Я не могу сейчас воскресить в своей памяти, как она глядится в зеркало, пудрится... только быстрый взгляд, который она бросала вскользь на свое отражение, и торопливый жест, чтобы заправить прядь, выбившуюся из прически, воткнуть в пучок торчащую шпильку.
Ее, казалось, вовсе не заботила внешность... она была как бы вовне... Вне всего этого.
— Да. Или далеко...
— Вот-вот — далеко. Вдали от каких бы то ни было возможных сравнений. Ни хвала, ни хула словно не могли ее затронуть. Такой она мне виделась.

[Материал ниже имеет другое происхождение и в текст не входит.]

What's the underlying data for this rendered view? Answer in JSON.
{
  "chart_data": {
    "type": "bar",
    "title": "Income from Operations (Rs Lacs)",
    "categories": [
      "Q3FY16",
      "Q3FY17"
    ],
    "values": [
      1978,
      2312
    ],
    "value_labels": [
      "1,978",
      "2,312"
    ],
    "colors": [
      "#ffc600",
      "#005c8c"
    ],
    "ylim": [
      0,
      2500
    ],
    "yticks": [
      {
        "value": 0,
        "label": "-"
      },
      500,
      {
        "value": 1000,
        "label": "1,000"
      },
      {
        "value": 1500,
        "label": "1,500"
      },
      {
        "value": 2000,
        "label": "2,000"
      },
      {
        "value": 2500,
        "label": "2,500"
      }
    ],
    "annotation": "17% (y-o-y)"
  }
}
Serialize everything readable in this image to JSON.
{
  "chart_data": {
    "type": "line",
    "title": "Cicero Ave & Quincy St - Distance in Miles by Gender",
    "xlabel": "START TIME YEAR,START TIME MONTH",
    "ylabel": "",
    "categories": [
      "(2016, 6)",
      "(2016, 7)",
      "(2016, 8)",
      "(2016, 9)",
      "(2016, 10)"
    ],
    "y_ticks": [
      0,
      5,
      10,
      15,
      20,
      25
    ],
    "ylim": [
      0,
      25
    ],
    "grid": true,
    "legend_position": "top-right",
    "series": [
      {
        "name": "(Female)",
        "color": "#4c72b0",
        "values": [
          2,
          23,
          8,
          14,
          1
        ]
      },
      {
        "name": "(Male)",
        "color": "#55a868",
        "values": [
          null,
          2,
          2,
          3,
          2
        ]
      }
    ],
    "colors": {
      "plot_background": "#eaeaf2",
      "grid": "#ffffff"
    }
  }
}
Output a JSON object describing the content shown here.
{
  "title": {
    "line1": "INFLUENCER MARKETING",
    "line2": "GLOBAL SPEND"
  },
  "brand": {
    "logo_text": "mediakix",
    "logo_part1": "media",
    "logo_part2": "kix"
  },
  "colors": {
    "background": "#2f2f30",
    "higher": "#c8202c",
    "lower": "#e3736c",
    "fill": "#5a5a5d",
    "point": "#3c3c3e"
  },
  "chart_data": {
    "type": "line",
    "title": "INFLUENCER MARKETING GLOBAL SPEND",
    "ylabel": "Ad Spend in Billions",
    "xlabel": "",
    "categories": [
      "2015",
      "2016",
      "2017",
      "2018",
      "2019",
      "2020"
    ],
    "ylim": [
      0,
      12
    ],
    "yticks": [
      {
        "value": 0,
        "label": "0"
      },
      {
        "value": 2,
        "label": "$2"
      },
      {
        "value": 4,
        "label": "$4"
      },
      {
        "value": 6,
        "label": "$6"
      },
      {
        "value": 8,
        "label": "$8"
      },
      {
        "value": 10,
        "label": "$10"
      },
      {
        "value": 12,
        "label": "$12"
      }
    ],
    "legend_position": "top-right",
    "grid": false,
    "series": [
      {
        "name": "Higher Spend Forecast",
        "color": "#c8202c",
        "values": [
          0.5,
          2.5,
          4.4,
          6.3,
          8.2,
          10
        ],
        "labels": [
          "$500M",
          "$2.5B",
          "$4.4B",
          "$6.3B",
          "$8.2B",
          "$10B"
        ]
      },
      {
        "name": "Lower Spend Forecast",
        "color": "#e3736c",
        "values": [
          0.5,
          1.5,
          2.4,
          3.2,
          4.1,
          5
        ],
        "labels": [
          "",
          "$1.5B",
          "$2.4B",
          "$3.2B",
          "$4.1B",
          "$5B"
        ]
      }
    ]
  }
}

Глядя на нее, я часто находила ее очаровательной и думала, что так же видят ее и многие другие, иногда я ловила это в глазах прохожих, лавочников, друзей и, разумеется, Коли. Мне нравились черты ее лица — тонкие, легкие, словно размытые... не нахожу другого слова... под золотистой, розовеющей кожей, мягкой и шелковистой на ощупь, шелковистей шелка, теплее и нежнее перышек птенчика, его пуха... В изгибе, идущем от ее слегка выпуклых век к скулам, довольно высоким, была та чистота, та непорочность, которая отличает иногда эту линию у детей. Глаза у нее, того же золотисто-карего оттенка, что и гладкие, шелковистые волосы, были небольшие, чуть неправильной формы... Когда что- нибудь ее удивляло, одна из бровей, мне кажется — левая, поднималась выше другой, напоминая по форме перевернутую галочку. Взгляд у мамы был какой-то необычный... иногда твердый и жесткий, а иногда — живой, наивный... Часто как бы отсутствующий...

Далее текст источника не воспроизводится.